Un énorme et généreux puzzle qui pour l'instant avec les deux tomes publiés se consacre essentiellement aux origines de la « famille » Ryu et Ken via le bien nommé Street Fighter Origines Akuma, puis aux évènements se déroulant entre Street Fighter et Street Fighter II (soit une trame déjà explorée par le sympathique long métrage animé). Bien entendu les moins férus trouveront dans chaque volume quelques textes et présentations pour raccorder les wagons, mais il faut reconnaitre aux deux scénaristes qui se succèdent, un authentique sérieux et un respect évident pour ces figures charismatiques, tout autant que pour les codes du cinéma d'action, voir d'art martiaux.
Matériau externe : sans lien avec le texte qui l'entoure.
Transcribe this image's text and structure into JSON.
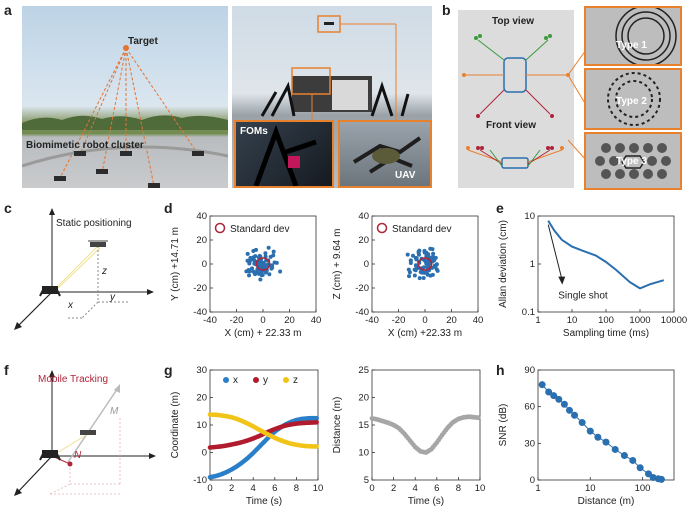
{
  "panels": {
    "a": {
      "label": "a",
      "target_label": "Target",
      "cluster_label": "Biomimetic robot cluster",
      "foms_label": "FOMs",
      "uav_label": "UAV"
    },
    "b": {
      "label": "b",
      "top_view": "Top view",
      "front_view": "Front view",
      "types": [
        "Type 1",
        "Type 2",
        "Type 3"
      ]
    },
    "c": {
      "label": "c",
      "title": "Static positioning",
      "axes": {
        "x": "x",
        "y": "y",
        "z": "z"
      }
    },
    "d": {
      "label": "d",
      "charts": [
        {
          "legend": "Standard dev",
          "xlabel": "X (cm) + 22.33 m",
          "ylabel": "Y (cm) +14.71 m",
          "xticks": [
            "-40",
            "-20",
            "0",
            "20",
            "40"
          ],
          "yticks": [
            "-40",
            "-20",
            "0",
            "20",
            "40"
          ]
        },
        {
          "legend": "Standard dev",
          "xlabel": "X (cm) +22.33 m",
          "ylabel": "Z (cm) + 9.64 m",
          "xticks": [
            "-40",
            "-20",
            "0",
            "20",
            "40"
          ],
          "yticks": [
            "-40",
            "-20",
            "0",
            "20",
            "40"
          ]
        }
      ]
    },
    "e": {
      "label": "e",
      "xlabel": "Sampling time (ms)",
      "ylabel": "Allan deviation (cm)",
      "xticks": [
        "1",
        "10",
        "100",
        "1000",
        "10000"
      ],
      "yticks": [
        "0.1",
        "1",
        "10"
      ],
      "annotation": "Single shot"
    },
    "f": {
      "label": "f",
      "title": "Mobile Tracking",
      "point_m": "M",
      "point_n": "N"
    },
    "g": {
      "label": "g",
      "charts": [
        {
          "xlabel": "Time (s)",
          "ylabel": "Coordinate (m)",
          "xticks": [
            "0",
            "2",
            "4",
            "6",
            "8",
            "10"
          ],
          "yticks": [
            "-10",
            "0",
            "10",
            "20",
            "30"
          ],
          "legend": [
            "x",
            "y",
            "z"
          ]
        },
        {
          "xlabel": "Time (s)",
          "ylabel": "Distance (m)",
          "xticks": [
            "0",
            "2",
            "4",
            "6",
            "8",
            "10"
          ],
          "yticks": [
            "5",
            "10",
            "15",
            "20",
            "25"
          ]
        }
      ]
    },
    "h": {
      "label": "h",
      "xlabel": "Distance (m)",
      "ylabel": "SNR (dB)",
      "xticks": [
        "1",
        "10",
        "100"
      ],
      "yticks": [
        "0",
        "30",
        "60",
        "90"
      ]
    }
  },
  "colors": {
    "x": "#2a7fc9",
    "y": "#b01c2e",
    "z": "#f2c418",
    "gray": "#a6a6a6",
    "blue": "#2a6fb0",
    "orange": "#e8812e",
    "red": "#b0243a"
  },
  "chart_data": [
    {
      "type": "scatter",
      "xlabel": "X (cm) + 22.33 m",
      "ylabel": "Y (cm) +14.71 m",
      "xlim": [
        -40,
        40
      ],
      "ylim": [
        -40,
        40
      ],
      "series": [
        {
          "name": "Standard dev",
          "x": [
            0
          ],
          "y": [
            0
          ]
        }
      ],
      "note_std_circle_radius": 5
    },
    {
      "type": "scatter",
      "xlabel": "X (cm) +22.33 m",
      "ylabel": "Z (cm) + 9.64 m",
      "xlim": [
        -40,
        40
      ],
      "ylim": [
        -40,
        40
      ],
      "series": [
        {
          "name": "Standard dev",
          "x": [
            0
          ],
          "y": [
            0
          ]
        }
      ]
    },
    {
      "type": "line",
      "xlabel": "Sampling time (ms)",
      "ylabel": "Allan deviation (cm)",
      "log_x": true,
      "log_y": true,
      "xlim": [
        1,
        10000
      ],
      "ylim": [
        0.1,
        10
      ],
      "x": [
        2,
        3,
        5,
        10,
        20,
        50,
        100,
        200,
        500,
        1000,
        2000,
        5000
      ],
      "y": [
        8,
        5,
        3.2,
        2.3,
        1.9,
        1.5,
        1.1,
        0.75,
        0.42,
        0.31,
        0.38,
        0.46
      ]
    },
    {
      "type": "scatter",
      "xlabel": "Time (s)",
      "ylabel": "Coordinate (m)",
      "xlim": [
        0,
        10
      ],
      "ylim": [
        -10,
        30
      ],
      "x": [
        0,
        0.5,
        1,
        1.5,
        2,
        2.5,
        3,
        3.5,
        4,
        4.5,
        5,
        5.5,
        6,
        6.5,
        7,
        7.5,
        8,
        8.5,
        9,
        9.5,
        10
      ],
      "series": [
        {
          "name": "x",
          "values": [
            -9,
            -8.6,
            -8,
            -7.2,
            -6.2,
            -5,
            -3.6,
            -2,
            -0.2,
            1.8,
            3.8,
            5.8,
            7.6,
            9,
            10.2,
            11.1,
            11.8,
            12.2,
            12.4,
            12.5,
            12.5
          ]
        },
        {
          "name": "y",
          "values": [
            1.8,
            2,
            2.2,
            2.5,
            2.9,
            3.3,
            3.8,
            4.4,
            5.1,
            5.9,
            6.8,
            7.7,
            8.5,
            9.2,
            9.8,
            10.2,
            10.5,
            10.7,
            10.8,
            10.9,
            11
          ]
        },
        {
          "name": "z",
          "values": [
            13.8,
            13.7,
            13.5,
            13.2,
            12.8,
            12.2,
            11.4,
            10.5,
            9.5,
            8.4,
            7.3,
            6.3,
            5.3,
            4.5,
            3.8,
            3.2,
            2.8,
            2.5,
            2.3,
            2.2,
            2.2
          ]
        }
      ]
    },
    {
      "type": "scatter",
      "xlabel": "Time (s)",
      "ylabel": "Distance (m)",
      "xlim": [
        0,
        10
      ],
      "ylim": [
        5,
        25
      ],
      "x": [
        0,
        0.5,
        1,
        1.5,
        2,
        2.5,
        3,
        3.5,
        4,
        4.5,
        5,
        5.5,
        6,
        6.5,
        7,
        7.5,
        8,
        8.5,
        9,
        9.5,
        10
      ],
      "values": [
        16.2,
        16,
        15.7,
        15.4,
        15,
        14.4,
        13.4,
        12.2,
        11,
        10.2,
        10,
        10.6,
        11.8,
        13.2,
        14.5,
        15.5,
        16.1,
        16.4,
        16.5,
        16.4,
        16.3
      ]
    },
    {
      "type": "line",
      "xlabel": "Distance (m)",
      "ylabel": "SNR (dB)",
      "log_x": true,
      "xlim": [
        1,
        400
      ],
      "ylim": [
        0,
        90
      ],
      "x": [
        1.2,
        1.6,
        2,
        2.5,
        3.2,
        4,
        5,
        7,
        10,
        14,
        20,
        30,
        45,
        65,
        90,
        130,
        160,
        200,
        230
      ],
      "values": [
        78,
        72,
        69,
        66,
        62,
        57,
        53,
        47,
        40,
        35,
        31,
        25,
        20,
        16,
        10,
        5,
        2,
        1,
        0.5
      ]
    }
  ]
}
Les jeux piochait allègrement du coté du 7ème art populaire, les deux comics font de même avec un petit coté Show Brother pour Akuma, plus ricain bis pour le second, et délivrent des lectures aussi rythmées que basiques, aussi psychologiquement limités que parfaitement efficaces. Jamais honteux, les scénarios sont là pour servir sur un plateau quelques échanges moraux peu renversants (aaah le traumatisme d'Akuma...), un gloubi-boulga de pseudo polar et d'espionnage pour Street Fighter T.1, mais surtout un terrain de jeu suffisamment libre pour les artistes principaux. Joe Ng a fait ses armes sur Transformers, Alvin Lee est un inconditionnel des univers Capcom (de Darkstalker à Rival School) et les deux collent joliment aux basques des designers de l'éditeur japonais, préservant l'identité graphique des Street Fighter tout en les chorégraphiant avec énergie et parfois même une pointe d'humour. Des albums loin d'être honteux qui devraient justement satisfaire les amoureux de la saga qui s'amuseront autant du défilé inlassable de gladiateurs plus ou moins connus, des plans de domination mondiale de l'organisation Shadaloo que des prouesses lamentables du pitoyable Dan.